Reading is the most important skill a child will ever learn. By developing an interest in reading, and thereby developing the desire to learn to read, you will be giving your child the gift to all knowledge. A child who loves to read and reads well can learn ANYTHING!

The interest in reading is developed at a young age. Make time to read bedtime stores. Make time at other time of the day, if possible, to sit and read to your child. Simple, easy to understand children's books with colorful pictures as best for the youngest children.

Not only can you point to the words you are reading as you read, but you can help the child learn recognition of objects and colors by interacting during the reading of the book. Point to the picture of a duck and tell the child, "This is a duck. The duck is yellow". After a few times of doing this, point to the duck and ask the child what that picture is and what color the animal is. Every soon, after grasping language skills, the child will not wait for questions, but tell you "that duck is yellow!"

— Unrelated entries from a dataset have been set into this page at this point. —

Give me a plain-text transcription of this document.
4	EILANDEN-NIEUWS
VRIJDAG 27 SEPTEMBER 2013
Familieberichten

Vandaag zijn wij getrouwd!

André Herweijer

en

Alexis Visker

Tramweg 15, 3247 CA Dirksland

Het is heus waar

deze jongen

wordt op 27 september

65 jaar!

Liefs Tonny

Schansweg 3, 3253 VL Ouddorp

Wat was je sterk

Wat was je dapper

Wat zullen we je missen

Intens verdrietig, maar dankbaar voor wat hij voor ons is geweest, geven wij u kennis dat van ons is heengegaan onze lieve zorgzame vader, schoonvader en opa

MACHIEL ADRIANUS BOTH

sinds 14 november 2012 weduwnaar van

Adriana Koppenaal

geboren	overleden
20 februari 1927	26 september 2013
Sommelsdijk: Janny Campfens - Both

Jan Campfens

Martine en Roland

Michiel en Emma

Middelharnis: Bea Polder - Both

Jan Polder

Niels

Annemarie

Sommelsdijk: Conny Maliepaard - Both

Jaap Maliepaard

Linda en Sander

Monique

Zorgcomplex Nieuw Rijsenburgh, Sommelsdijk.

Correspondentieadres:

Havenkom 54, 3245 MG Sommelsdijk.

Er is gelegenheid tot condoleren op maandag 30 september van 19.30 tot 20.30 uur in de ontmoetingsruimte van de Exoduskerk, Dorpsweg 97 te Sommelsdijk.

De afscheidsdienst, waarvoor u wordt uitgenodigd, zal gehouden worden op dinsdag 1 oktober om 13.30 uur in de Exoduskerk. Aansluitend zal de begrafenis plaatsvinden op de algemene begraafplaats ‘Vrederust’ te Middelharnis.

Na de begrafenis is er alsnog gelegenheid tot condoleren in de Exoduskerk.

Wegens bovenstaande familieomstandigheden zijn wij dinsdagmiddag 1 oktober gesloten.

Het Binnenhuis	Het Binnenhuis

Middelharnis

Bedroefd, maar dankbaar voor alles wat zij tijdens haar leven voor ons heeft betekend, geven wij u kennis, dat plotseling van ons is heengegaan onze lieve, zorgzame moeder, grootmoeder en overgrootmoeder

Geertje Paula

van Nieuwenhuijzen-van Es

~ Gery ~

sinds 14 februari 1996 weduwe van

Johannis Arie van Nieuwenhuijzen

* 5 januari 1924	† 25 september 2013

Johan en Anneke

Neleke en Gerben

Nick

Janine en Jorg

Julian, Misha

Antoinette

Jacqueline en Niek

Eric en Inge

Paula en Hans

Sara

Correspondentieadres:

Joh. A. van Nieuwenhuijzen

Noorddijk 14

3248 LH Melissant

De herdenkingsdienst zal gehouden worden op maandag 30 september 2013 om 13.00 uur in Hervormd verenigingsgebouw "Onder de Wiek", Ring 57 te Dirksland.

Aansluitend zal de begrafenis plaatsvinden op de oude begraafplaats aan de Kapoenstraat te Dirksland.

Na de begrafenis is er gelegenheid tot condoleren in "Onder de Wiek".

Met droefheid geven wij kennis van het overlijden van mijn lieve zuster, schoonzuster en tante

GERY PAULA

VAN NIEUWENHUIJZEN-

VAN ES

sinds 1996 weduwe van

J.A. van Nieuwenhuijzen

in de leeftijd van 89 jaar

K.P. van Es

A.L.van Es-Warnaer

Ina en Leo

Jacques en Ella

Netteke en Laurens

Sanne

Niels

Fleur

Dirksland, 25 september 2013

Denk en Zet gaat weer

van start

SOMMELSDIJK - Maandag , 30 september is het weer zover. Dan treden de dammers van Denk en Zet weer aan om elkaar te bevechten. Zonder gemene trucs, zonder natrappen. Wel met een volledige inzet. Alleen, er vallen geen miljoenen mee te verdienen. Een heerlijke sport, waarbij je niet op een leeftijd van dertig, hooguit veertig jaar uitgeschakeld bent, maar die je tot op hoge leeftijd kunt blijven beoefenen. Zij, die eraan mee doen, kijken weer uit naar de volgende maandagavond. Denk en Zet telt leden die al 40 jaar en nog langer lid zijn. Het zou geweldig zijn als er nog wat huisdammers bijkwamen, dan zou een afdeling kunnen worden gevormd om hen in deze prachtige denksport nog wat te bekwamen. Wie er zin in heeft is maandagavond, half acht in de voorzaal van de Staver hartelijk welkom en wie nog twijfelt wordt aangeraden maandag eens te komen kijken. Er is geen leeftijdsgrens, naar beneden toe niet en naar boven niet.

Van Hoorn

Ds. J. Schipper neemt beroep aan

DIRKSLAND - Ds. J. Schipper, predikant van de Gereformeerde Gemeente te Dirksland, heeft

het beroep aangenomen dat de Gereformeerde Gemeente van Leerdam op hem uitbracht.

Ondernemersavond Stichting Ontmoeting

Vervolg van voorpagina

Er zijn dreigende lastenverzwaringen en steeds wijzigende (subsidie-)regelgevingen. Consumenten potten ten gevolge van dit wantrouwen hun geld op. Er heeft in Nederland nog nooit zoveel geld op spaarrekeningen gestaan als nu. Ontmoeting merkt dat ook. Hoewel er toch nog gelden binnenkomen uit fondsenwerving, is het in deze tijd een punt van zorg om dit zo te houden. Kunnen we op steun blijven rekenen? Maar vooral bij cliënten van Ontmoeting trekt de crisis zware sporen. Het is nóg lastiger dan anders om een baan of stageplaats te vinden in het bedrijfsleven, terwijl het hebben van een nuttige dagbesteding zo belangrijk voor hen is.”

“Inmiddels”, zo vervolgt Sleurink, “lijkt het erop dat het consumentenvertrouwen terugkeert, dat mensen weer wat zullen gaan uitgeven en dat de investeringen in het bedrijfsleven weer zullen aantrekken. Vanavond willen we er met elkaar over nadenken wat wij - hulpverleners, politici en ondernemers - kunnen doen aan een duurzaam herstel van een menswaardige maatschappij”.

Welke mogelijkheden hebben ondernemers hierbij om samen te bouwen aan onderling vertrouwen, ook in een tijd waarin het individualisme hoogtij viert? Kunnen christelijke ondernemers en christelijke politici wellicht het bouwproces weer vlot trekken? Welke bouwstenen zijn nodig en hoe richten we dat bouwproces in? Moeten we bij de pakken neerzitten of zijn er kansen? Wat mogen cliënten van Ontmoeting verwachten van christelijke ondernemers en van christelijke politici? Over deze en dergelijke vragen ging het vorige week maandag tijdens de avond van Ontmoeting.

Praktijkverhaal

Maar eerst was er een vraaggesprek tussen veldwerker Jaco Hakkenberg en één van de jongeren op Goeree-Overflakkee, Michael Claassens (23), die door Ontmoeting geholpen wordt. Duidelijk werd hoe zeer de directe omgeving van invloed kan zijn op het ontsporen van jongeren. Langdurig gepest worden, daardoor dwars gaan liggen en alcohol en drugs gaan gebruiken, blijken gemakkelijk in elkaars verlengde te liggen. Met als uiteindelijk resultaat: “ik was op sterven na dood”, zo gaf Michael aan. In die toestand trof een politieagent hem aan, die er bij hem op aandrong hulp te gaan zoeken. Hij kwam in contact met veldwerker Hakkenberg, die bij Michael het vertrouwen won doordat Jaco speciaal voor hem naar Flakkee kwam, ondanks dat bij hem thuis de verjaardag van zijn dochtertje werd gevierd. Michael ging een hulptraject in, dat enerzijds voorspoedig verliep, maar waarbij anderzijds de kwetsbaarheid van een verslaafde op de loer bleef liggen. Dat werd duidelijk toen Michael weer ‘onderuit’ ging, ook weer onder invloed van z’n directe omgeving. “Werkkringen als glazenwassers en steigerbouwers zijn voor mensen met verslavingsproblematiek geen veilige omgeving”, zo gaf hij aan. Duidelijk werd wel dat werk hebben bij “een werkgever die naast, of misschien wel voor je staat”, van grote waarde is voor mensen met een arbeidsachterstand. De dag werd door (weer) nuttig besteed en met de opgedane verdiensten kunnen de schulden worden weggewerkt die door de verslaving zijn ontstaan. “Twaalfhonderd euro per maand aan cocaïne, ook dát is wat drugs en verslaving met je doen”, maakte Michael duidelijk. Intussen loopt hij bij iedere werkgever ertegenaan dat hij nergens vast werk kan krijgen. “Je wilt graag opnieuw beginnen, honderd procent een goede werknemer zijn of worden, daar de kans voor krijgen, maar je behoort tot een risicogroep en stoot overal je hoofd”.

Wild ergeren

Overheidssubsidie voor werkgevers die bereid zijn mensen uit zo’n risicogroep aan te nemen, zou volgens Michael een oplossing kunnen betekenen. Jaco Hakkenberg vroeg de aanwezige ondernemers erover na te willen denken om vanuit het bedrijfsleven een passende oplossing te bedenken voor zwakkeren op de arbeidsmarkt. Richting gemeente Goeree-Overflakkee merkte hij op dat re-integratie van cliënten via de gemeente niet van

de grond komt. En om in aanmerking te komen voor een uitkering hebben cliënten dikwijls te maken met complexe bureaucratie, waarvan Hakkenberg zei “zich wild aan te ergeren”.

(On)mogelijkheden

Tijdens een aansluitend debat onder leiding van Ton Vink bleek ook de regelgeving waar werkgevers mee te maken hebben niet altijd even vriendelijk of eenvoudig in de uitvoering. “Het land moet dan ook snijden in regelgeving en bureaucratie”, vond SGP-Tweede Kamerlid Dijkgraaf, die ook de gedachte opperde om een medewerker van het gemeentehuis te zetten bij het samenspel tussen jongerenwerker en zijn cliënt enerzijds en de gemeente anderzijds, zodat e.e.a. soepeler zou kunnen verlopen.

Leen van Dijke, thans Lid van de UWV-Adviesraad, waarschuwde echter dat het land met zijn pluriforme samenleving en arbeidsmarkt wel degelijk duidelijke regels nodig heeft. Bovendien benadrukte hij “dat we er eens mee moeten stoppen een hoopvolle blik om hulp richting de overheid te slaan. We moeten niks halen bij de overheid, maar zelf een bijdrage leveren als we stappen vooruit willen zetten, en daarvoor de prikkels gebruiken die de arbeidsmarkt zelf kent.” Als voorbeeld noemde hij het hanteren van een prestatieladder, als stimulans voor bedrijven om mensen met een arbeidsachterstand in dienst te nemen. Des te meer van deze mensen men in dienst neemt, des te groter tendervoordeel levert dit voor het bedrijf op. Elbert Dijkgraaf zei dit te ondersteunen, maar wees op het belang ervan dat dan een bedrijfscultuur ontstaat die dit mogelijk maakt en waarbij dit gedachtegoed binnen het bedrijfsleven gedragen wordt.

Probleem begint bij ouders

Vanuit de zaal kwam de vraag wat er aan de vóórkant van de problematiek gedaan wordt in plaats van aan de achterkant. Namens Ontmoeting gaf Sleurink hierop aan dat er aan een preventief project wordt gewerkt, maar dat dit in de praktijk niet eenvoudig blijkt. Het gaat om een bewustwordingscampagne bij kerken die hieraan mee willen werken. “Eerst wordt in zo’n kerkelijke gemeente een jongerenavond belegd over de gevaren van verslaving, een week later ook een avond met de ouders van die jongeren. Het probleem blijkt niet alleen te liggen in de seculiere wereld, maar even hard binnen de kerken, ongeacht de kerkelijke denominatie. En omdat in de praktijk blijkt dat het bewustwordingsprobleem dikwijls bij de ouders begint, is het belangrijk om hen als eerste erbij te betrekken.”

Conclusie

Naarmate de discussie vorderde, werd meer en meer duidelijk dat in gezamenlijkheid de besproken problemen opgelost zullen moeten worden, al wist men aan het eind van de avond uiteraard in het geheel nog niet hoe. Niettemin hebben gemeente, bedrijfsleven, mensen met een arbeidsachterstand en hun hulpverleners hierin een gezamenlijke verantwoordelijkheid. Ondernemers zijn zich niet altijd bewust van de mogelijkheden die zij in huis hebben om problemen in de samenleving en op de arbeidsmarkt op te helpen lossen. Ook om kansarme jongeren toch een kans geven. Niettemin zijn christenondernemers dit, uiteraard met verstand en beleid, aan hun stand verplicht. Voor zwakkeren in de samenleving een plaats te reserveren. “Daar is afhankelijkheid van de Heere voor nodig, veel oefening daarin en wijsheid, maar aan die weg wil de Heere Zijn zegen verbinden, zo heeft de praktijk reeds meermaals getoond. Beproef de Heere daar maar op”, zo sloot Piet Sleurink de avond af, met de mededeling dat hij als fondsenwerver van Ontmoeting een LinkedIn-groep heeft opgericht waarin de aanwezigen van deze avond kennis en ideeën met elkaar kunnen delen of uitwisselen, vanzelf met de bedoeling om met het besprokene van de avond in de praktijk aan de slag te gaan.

Select books that teach a lesson about life. Books that teach children how to interact with other children without fighting; books that teach about giving or sharing, are good selections. Books that teach about responsibilities - how to cross the street, never to get in a stranger's car, never to steal, and so one - are also great choices.

Children's classics are excellent choices and may well become family heirlooms that you child will read to their child years down the road. You will soon develop a child that can't wait to learn to read.

I'd like to share a small personal antidote with you. I was raised as a child who was taught an interest in reading. When Mother cooked, she sometimes got out a book and it told her what to do to make good food. When Dad wanted to know when the Christmas Parade or another event was going to occur, he read the newspaper. I had realized that you could learn anything you needed to know if you could read. Mother had taught me to read a few words, and I could go through some of my favorite books by memory, but I couldn't pick up a big book and read it.

I went to school on my first day of 1st grade and came home crying my eyes out, telling Mother I wasn't going back to that bad school. After much questioning and concern on Mom's part, she finally dragged out of me that I considered the school bad because I had not learned to read on the first day! She had to explain to me that by the end of the school year, I would be able to read.

This short story is to emphasis that you want to raise the kind of child who truly can't wait to learn to read. A lifetime of reading provides not only knowledge, but fun, relaxation, and true job.